Mountain Bluebird (Photo by Leta Pezderic)

Mountain Bluebird (Photo by Leta Pezderic)

Adult wood thrush at her nest (Photo by Sue Hayes)

Adult wood thrush at her nest (Photo by Sue Hayes)

Wood thrush

During the spring and summer months, the wood thrush’s beautiful “eee-o-lay” call rings throughout deciduous forests in southeastern Canada. The wood thrush’s rusty-brown pattern means that you will likely hear it foraging for invertebrates on the ground long before you can see it in the leaf litter.

What does the wood thrush look like?

This medium-sized songbird is only slightly smaller than its close cousin, the American robin. Male and females look alike. They sport large brown spots on their cream-coloured breast and a white underbelly. Their underparts are russet brown.

Where does the wood thrush live?

In Canada, wood thrushes live in the mature deciduous and mixed-species forests of southern Ontario, Quebec, New Brunswick and Nova Scotia. In October, the birds migrate further south to Mexico and Central America to winter in warmer climates.

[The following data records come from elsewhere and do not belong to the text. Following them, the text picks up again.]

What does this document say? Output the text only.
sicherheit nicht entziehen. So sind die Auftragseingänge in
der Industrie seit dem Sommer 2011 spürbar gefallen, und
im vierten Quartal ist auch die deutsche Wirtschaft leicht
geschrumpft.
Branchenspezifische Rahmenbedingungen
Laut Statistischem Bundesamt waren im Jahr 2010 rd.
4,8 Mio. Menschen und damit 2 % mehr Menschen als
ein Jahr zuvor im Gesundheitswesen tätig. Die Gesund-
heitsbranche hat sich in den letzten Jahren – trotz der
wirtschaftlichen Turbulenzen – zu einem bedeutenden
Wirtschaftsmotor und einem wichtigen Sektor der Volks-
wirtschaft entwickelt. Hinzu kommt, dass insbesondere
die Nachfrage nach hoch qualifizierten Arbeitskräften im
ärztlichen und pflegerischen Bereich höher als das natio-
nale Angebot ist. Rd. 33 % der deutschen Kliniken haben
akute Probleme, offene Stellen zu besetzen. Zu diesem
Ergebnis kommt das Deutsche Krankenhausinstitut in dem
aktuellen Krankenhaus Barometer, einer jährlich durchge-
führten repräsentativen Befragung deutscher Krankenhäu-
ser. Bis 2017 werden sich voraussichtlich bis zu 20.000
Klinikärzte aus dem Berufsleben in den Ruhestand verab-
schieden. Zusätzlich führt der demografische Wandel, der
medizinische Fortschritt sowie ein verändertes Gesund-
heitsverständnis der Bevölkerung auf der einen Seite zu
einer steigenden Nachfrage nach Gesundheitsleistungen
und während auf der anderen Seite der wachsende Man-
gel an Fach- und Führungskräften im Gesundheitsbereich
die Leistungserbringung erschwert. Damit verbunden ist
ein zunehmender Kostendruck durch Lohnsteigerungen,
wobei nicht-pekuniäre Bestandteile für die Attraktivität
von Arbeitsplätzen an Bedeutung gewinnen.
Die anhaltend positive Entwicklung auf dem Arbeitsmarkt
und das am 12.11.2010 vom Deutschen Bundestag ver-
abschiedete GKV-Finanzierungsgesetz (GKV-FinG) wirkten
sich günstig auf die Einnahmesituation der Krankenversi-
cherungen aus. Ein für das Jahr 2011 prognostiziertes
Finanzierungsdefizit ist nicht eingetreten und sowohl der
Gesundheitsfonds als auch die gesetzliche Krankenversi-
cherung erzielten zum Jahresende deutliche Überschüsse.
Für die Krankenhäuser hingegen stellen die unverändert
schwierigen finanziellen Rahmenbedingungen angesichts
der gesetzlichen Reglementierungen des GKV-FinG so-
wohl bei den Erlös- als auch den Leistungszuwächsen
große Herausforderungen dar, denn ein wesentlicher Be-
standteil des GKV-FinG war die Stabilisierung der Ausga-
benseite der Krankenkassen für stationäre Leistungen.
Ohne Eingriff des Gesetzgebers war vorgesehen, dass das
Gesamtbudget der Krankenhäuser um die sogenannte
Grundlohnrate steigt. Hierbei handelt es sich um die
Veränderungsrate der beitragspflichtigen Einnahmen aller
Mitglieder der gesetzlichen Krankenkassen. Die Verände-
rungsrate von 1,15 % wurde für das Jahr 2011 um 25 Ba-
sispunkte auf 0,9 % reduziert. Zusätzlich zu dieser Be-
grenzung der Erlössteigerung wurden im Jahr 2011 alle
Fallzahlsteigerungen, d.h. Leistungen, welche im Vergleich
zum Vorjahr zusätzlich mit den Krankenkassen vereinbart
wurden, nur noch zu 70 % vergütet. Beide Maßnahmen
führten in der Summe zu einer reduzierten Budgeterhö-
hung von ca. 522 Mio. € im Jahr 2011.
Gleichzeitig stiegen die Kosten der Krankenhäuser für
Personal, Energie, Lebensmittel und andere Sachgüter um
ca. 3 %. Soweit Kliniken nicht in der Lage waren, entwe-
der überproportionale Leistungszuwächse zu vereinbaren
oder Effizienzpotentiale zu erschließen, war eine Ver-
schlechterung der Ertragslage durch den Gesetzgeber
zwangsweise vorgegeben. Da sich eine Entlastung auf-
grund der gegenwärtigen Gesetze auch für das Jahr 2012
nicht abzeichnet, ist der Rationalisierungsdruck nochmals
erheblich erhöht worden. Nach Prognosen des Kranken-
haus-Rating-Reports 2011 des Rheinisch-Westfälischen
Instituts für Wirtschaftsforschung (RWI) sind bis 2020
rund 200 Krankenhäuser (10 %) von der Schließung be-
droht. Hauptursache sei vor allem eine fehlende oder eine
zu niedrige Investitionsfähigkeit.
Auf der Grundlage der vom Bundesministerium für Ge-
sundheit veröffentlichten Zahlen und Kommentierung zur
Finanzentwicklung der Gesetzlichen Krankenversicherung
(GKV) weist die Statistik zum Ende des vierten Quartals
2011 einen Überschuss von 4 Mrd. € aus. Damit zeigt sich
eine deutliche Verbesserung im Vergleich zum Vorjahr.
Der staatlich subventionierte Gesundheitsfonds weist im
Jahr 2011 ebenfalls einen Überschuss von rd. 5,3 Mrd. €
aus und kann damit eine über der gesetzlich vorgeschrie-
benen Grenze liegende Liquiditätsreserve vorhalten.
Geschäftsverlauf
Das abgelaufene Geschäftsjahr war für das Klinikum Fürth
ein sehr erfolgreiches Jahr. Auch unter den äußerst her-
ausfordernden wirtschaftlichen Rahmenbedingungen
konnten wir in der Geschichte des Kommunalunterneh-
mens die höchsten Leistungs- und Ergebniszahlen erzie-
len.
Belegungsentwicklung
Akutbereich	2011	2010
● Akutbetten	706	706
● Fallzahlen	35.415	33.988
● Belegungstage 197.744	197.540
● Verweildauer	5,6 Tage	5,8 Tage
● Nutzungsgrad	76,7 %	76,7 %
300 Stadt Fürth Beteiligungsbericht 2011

What is the wood thrush's conservation status?

Wood thrush has been assessed as threatened by the Committee on the Status of Endangered Wildlife in Canada. Since 2012, it has been protected under Canada’s Species at Risk Act.

The species is experiencing significant pressure from high rates of nest predation and cowbird parasitism. The forest habitat where they nest has been fragmented by deforestation. As a result, predators and parasites can access a higher proportion of wood thrush nests than usual.

What is NCC doing to help protect the wood thrush's habitat?

The Nature Conservancy of Canada (NCC) is working with researchers to investigate the pressures facing wood thrush populations. We are also looking at how best to improve habitat restoration and protection efforts for the species.

By securing large continuous areas of deciduous forest, such as Backus Woods in Ontario and the Northern Green Mountains in Quebec, NCC conserves important wood thrush habitat from further development and fragmentation. In Ontario’s Southern Norfolk Sand Plain Natural Area, NCC has restored former agricultural land around existing wood thrush habitat, increasing the amount of interior forest habitat.